Mars InSight is equipped with an array of geophysics tools: a seismometer to detect vibrations as small as the diameter of an atom, a heat flow probe that will burrow like a mole into the depths, a weather station, and a radio experiment that will unmask even the tiniest slosh within the molten Martian core.

Each is geared to explore the Mars’s structure. Some will help determine the thicknesses and materials of the crust, mantle, and core, and others will tell us how much heat the planet has now, allowing scientists to detangle its history of eruptions. By studying the inside of Mars, scientists will have a better understanding of how rocky planets form, and the differences and similarities in how Earth and Mars first formed.

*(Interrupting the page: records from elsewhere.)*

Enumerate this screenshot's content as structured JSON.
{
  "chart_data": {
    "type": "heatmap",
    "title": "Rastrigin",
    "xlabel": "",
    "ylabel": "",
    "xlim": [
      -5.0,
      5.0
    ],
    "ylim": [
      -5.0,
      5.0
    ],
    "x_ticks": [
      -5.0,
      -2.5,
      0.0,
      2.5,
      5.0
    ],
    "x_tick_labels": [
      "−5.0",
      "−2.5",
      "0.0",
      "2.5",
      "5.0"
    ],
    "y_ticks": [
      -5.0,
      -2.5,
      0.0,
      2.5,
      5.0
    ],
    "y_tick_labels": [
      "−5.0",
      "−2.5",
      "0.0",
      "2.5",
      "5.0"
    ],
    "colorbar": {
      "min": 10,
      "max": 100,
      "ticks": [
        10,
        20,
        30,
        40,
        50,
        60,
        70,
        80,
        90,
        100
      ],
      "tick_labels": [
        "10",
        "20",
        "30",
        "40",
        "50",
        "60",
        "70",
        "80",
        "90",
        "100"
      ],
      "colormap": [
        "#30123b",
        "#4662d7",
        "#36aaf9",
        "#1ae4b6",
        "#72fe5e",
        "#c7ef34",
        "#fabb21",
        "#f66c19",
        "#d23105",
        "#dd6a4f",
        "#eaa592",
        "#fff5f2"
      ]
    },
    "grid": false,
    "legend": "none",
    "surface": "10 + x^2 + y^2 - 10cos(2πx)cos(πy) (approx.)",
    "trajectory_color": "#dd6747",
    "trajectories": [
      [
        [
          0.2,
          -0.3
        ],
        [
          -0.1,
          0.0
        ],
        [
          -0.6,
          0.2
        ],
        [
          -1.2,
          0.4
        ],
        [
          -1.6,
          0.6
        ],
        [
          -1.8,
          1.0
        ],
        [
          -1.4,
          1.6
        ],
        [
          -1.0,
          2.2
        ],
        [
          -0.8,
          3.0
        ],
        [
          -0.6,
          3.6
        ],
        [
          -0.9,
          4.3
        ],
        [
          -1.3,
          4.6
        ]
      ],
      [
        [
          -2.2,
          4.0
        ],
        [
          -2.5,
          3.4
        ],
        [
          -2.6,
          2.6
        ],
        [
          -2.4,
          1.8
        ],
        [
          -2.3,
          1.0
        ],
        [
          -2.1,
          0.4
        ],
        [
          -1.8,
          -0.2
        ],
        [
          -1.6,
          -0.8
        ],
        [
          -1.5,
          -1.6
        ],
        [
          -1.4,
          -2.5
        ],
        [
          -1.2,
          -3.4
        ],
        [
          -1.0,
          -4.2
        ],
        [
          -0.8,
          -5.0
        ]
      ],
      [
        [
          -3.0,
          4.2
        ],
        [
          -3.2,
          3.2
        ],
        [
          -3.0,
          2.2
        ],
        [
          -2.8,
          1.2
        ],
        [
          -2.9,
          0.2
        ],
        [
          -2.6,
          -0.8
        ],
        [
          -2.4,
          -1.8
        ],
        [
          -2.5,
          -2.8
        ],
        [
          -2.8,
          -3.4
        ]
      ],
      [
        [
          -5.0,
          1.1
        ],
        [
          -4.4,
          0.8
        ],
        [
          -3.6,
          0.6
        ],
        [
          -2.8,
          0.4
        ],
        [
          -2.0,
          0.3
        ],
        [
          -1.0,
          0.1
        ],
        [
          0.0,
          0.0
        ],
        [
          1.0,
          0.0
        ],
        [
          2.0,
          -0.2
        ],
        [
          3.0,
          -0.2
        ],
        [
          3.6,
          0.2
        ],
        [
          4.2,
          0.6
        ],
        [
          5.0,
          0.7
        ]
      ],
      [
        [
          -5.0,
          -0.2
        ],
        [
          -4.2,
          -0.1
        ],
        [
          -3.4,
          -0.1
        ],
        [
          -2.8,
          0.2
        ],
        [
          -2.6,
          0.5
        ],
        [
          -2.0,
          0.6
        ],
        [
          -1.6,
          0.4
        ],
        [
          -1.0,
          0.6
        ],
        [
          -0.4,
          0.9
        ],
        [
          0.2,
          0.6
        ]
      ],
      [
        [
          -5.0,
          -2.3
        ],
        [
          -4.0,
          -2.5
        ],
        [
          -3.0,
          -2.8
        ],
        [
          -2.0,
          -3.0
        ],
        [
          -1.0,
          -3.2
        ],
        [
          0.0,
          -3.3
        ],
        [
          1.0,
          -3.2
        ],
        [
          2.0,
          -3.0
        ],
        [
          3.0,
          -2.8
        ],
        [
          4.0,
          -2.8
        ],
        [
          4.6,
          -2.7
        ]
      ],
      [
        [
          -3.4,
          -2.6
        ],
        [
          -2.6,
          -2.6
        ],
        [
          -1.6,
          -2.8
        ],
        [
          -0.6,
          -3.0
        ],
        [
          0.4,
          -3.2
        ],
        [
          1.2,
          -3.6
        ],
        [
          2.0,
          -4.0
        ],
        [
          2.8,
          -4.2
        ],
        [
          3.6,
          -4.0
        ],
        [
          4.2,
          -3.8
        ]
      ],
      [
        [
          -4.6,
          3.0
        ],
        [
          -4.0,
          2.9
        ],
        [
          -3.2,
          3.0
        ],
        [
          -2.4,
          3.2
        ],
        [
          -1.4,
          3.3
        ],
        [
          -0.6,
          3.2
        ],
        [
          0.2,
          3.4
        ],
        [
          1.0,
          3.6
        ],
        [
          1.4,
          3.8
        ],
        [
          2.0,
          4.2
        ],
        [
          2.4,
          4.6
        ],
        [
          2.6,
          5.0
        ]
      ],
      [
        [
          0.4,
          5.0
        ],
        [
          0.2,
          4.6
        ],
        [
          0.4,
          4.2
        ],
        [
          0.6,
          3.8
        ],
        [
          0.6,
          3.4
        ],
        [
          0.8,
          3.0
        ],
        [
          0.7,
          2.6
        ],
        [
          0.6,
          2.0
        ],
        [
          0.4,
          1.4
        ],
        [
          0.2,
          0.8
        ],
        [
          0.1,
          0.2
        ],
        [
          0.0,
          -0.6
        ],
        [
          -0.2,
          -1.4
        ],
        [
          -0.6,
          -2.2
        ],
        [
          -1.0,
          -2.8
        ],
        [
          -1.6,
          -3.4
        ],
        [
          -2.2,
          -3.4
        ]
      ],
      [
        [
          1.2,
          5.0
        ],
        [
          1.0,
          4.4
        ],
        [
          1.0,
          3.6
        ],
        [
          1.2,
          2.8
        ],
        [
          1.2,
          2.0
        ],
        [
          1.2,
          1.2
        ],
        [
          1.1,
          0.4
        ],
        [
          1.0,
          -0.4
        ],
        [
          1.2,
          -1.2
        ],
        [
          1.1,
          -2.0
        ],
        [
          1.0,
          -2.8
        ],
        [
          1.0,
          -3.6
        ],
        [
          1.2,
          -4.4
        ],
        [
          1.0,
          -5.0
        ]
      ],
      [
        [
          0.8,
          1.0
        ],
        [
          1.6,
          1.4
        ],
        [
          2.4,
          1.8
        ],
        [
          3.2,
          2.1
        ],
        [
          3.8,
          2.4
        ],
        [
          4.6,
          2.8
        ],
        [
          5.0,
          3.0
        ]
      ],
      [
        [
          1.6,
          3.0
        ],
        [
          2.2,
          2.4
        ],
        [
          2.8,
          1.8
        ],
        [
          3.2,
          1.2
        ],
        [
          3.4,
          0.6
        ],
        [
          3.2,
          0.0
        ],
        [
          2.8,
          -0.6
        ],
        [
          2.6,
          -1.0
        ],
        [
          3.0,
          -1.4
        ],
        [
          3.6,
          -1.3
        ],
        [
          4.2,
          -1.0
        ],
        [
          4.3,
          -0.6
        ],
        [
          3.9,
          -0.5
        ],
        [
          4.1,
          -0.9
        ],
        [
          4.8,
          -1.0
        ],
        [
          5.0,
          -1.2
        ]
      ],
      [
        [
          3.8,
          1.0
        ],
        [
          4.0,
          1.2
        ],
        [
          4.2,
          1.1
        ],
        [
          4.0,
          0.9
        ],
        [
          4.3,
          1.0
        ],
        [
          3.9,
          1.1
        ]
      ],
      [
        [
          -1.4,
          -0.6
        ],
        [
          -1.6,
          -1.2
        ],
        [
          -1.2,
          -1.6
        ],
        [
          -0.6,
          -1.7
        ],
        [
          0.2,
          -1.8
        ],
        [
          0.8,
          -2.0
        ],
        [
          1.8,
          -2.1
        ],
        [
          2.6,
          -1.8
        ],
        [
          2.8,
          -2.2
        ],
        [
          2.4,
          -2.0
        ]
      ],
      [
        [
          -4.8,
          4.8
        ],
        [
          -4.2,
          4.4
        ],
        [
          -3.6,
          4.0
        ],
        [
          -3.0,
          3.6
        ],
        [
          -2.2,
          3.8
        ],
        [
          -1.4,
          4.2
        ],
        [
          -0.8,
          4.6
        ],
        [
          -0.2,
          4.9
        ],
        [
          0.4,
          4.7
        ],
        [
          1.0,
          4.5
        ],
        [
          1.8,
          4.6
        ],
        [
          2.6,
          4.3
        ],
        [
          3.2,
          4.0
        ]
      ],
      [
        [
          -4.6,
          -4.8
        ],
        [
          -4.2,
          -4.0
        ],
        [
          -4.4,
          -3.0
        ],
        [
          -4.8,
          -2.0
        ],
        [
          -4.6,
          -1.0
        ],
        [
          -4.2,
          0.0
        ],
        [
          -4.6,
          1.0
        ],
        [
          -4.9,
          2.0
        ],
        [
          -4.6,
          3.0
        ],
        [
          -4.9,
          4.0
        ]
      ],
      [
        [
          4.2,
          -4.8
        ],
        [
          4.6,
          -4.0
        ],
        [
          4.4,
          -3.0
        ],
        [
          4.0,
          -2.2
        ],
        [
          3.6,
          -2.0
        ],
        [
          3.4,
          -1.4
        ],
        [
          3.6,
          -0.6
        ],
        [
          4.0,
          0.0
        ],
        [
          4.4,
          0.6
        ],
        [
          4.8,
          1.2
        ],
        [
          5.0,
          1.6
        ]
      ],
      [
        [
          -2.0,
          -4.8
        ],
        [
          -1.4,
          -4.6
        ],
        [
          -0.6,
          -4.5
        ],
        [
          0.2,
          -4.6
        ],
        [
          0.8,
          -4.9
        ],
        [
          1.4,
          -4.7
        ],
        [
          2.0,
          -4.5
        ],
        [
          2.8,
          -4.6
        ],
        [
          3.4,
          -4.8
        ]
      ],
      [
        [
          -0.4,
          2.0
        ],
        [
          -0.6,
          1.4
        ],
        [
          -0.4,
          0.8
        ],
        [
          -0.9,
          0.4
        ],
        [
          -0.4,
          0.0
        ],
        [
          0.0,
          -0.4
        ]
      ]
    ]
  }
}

This isn’t the first seismometer to go to Mars. Both the Viking missions in 1975 carried seismometers, although only one of them was functional after landing. But the Viking seismometer was mounted on the spacecraft’s deck.

“Unfortunately, the deck of the spacecraft is cushioned by springs that are dampening the landing, and it’s rocked by the wind as it blows past,” explains Barrett. “The seismometer was very good at measuring the wind rather than any actual seismicity of Mars!” She explained that one of the scientists saw his duty to InSight as ensuring they put the seismometer another three feet further down on the ground.

Today was a major celebration for Mars InSight, but Barrett says it’s hopefully just the first of many to come. She’s looking forward to the first pictures beamed back of Elysium Planitia. But most of all, she’s excited for those big milestones like hammering the heat flow probe into the ground, or recording the first marsquake on the seismometer.